There was something different about Javier Plascencia this night. This was not the picture of the face of “BajaMed” to which we’d become accustomed from television, in the press and at restaurants and food events across both Baja and Alta California. The easy smile was not there. The relaxed mien was missing replaced instead by a tangible, visible and very evident intensity.
Of course, at least in part, some of it may have been the occasion. There are anniversaries and then there are Anniversaries, and the 5th seems to fall in that latter camp. But beyond that, this particular anniversary may have held particular significance. Personal significance in that it marked a life-changing event. And significance, beyond that, for a city and a region that were, are and will always be of particular import to Plascencia.
As revelers pre-partied upstairs at Misión 19’s more cousin, Bar Misión 20, Plascencia was in a particularly crowded kitchen below prepping for the evening.
Restaurant kitchens are, as a rule, smaller and more crowded than one might suppose from a night watching Top Chef, Iron Chef or Chopped. Line cooks are trained to say “behind you” for a good reason: the failure to do so in the presence of sharp objects and high heat in cramped spaces poses a real potential danger. But on this night the Misión 19 kitchen was still more crowded: a video crew was filming every move for live short circuit broadcast onto two big screens in the dining room.
The menu Plascencia created for the evening seemed designed to highlight the essence of what Misión 19 was and what it had come, over the past half decade, to stand for: innovation and respect. Each dish paid homage to particular part of Baja: Ensenada, Popotla, Tijuana, Mexicali and Tecate. The only exception was the dessert which honored the Asian flavors of Thailand and Vietnam which have so influenced the cuisine of Baja, new and old. Dishes ranged from a trio of locally farmed yellowtail tostadas, to a Chinese-style “bao” stuffed mushrooms and escamoles (ant larva) honoring the Chinese influence on Mexicali.
But Plascencia wanted the evening to be more than an awards ceremony for his forbears. It needed to pay that homage in the context in which Misión 19 has always done so: through innovation and elevation. On the Baja episode of Anthony Bourdain’s No Reservations, Plascencia famously showed Bourdain Misión 19’s unique take on a classic Northern Mexican dish: a deconstructed carne asada. On this night, Plascencia went back to the drawing board and reinterpreted the dish as camote heirloom tatemado en carbon de mezquite. Grilled sweet potato became the focus of the dish, duck provided the meaty depth of flavor and texture, and another window opens on the classic.

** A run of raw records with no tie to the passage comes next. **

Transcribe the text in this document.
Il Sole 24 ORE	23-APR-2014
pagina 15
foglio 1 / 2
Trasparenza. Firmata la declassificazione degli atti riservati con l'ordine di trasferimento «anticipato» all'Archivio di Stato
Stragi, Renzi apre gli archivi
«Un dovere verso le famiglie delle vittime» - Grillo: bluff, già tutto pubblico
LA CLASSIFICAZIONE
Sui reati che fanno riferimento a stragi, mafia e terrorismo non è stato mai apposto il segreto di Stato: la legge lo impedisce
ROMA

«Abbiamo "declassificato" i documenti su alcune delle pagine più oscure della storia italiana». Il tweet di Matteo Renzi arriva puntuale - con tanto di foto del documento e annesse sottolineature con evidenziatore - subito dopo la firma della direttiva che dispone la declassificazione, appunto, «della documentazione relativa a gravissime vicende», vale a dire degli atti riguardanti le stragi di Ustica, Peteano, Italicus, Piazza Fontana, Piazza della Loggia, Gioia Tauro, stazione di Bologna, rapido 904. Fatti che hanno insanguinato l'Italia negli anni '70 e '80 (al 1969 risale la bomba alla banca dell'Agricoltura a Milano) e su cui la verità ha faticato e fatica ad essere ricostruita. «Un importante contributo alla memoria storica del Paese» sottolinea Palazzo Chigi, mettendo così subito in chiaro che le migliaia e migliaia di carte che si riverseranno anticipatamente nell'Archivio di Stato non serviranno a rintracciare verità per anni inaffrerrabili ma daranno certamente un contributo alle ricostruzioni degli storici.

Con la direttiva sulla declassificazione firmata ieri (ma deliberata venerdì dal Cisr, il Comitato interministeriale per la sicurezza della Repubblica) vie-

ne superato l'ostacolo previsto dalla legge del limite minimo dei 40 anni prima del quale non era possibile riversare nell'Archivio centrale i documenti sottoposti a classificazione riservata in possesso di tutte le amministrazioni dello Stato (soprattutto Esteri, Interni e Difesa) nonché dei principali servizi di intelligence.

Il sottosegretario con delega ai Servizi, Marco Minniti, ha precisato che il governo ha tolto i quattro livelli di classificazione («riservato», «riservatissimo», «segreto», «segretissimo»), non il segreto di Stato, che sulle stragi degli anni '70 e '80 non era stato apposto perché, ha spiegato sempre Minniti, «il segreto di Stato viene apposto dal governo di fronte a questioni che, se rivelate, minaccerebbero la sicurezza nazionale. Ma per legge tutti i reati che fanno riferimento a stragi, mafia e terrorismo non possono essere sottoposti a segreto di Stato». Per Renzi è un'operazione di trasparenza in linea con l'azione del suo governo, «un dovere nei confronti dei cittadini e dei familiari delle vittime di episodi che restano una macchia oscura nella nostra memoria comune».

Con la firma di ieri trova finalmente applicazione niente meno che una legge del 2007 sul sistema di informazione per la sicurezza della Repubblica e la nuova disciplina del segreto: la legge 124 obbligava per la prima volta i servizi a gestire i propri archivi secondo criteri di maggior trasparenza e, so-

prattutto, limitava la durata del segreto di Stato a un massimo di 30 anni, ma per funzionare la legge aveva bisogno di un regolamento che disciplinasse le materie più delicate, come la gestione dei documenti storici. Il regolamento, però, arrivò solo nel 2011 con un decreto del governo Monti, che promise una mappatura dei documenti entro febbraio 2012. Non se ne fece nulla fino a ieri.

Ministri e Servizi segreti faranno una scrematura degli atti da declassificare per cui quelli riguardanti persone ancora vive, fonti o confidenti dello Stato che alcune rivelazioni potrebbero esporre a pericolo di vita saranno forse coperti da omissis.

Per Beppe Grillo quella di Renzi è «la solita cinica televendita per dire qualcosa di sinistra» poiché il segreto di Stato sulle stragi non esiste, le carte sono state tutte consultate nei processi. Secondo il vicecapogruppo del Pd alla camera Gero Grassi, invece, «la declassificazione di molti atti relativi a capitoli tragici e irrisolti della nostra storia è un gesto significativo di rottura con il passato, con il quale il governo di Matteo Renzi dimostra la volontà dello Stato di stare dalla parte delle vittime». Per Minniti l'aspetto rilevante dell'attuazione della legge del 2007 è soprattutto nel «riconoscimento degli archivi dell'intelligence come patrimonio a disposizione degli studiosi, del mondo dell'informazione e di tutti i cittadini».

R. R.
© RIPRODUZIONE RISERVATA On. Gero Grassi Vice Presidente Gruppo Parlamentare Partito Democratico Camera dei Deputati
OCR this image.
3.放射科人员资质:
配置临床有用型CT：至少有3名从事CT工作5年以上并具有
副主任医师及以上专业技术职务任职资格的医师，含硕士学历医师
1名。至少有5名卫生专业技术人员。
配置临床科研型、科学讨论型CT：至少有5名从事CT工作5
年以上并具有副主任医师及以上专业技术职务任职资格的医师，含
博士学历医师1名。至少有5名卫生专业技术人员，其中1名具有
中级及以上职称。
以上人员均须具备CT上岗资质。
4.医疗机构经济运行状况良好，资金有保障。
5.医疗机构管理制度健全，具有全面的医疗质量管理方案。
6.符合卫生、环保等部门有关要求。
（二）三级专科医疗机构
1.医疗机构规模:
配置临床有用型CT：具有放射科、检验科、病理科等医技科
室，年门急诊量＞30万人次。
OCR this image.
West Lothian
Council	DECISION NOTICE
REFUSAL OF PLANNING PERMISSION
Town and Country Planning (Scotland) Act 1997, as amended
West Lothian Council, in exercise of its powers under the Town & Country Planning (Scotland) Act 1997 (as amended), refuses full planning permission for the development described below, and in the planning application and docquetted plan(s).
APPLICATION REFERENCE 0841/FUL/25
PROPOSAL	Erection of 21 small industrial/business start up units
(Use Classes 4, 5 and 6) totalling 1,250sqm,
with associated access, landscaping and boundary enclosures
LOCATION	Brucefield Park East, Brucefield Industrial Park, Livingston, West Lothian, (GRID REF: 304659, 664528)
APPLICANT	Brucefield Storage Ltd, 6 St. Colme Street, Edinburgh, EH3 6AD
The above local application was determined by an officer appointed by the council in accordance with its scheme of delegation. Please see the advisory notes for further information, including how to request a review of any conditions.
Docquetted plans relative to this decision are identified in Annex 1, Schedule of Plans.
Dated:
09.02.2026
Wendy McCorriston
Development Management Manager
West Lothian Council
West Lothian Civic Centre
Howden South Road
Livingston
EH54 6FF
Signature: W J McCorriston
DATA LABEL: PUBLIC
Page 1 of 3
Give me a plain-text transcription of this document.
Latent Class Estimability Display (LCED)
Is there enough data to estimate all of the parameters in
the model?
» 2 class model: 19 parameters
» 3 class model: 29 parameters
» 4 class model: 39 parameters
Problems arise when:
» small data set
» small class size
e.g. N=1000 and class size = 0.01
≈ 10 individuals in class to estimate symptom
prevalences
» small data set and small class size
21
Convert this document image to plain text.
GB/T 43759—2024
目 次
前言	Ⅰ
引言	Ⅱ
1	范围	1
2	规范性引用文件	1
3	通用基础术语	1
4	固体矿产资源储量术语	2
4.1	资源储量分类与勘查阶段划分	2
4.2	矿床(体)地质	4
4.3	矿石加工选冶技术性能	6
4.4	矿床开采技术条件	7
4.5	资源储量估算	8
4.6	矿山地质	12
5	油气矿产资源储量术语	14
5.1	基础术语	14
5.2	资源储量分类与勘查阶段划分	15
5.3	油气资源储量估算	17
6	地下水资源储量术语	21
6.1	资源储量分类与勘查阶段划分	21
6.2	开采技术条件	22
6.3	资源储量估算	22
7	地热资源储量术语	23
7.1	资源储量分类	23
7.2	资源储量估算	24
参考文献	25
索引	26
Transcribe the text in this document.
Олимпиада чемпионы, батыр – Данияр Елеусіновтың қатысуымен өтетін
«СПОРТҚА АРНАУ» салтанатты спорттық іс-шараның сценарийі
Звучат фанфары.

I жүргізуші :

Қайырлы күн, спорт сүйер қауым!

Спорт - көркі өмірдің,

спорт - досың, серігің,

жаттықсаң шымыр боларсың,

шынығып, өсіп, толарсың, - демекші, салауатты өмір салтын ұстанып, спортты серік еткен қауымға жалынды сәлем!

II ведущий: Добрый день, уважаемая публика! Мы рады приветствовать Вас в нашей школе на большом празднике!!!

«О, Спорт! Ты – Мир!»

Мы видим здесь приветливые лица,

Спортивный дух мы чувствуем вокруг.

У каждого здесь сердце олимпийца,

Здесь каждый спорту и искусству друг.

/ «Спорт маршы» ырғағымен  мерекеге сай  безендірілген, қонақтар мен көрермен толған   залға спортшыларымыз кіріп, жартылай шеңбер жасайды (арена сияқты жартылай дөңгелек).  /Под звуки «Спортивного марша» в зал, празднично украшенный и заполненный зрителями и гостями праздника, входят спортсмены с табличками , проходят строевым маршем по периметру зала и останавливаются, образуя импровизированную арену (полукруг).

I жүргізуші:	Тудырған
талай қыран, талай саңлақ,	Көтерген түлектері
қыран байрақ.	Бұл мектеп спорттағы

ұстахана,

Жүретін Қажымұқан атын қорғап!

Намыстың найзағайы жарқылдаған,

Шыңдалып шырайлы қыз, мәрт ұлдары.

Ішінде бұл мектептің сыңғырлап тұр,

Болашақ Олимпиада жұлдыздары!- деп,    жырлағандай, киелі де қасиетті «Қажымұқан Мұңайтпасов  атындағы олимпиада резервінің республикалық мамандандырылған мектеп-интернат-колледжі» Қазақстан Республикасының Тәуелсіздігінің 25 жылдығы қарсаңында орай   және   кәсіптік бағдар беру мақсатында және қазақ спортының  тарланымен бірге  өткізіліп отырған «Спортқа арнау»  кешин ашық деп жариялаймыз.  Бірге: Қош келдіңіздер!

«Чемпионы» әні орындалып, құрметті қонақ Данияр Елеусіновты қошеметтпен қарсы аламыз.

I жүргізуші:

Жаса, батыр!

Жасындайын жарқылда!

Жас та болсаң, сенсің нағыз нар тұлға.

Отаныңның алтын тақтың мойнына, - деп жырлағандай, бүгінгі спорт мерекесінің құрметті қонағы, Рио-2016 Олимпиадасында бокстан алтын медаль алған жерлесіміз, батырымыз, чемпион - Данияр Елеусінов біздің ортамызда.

One of the best dishes of the evening was Plascencia’s homage to Popotla, a small fishing village of uncertain legality clinging to the Pacific just below the former Fox movie studio south of Rosarito Beach. A Baja take on a classic fisherman’s stew, it featured bean soup with crab, clams, dried shrimp dumplings all elevated by a sea urchin aioli in the bean broth served in classic fashion tableside.
Not every dish of the dinner was perfect, all won’t crack Misión 19’s regular menu. That is the danger of a dinner such as this one: it’s a tight-rope walk. Innovate, honor and do it as if you did this every night when the dishes–by the nature of the thing– have not been fully vetted, extensively tested and honed by long-term repetition. But the dinner paid a fitting honor to Baja, to Misión 19 and, indeed, to the restaurant and its Plascencia. He need not have worried, perhaps precisely because he did.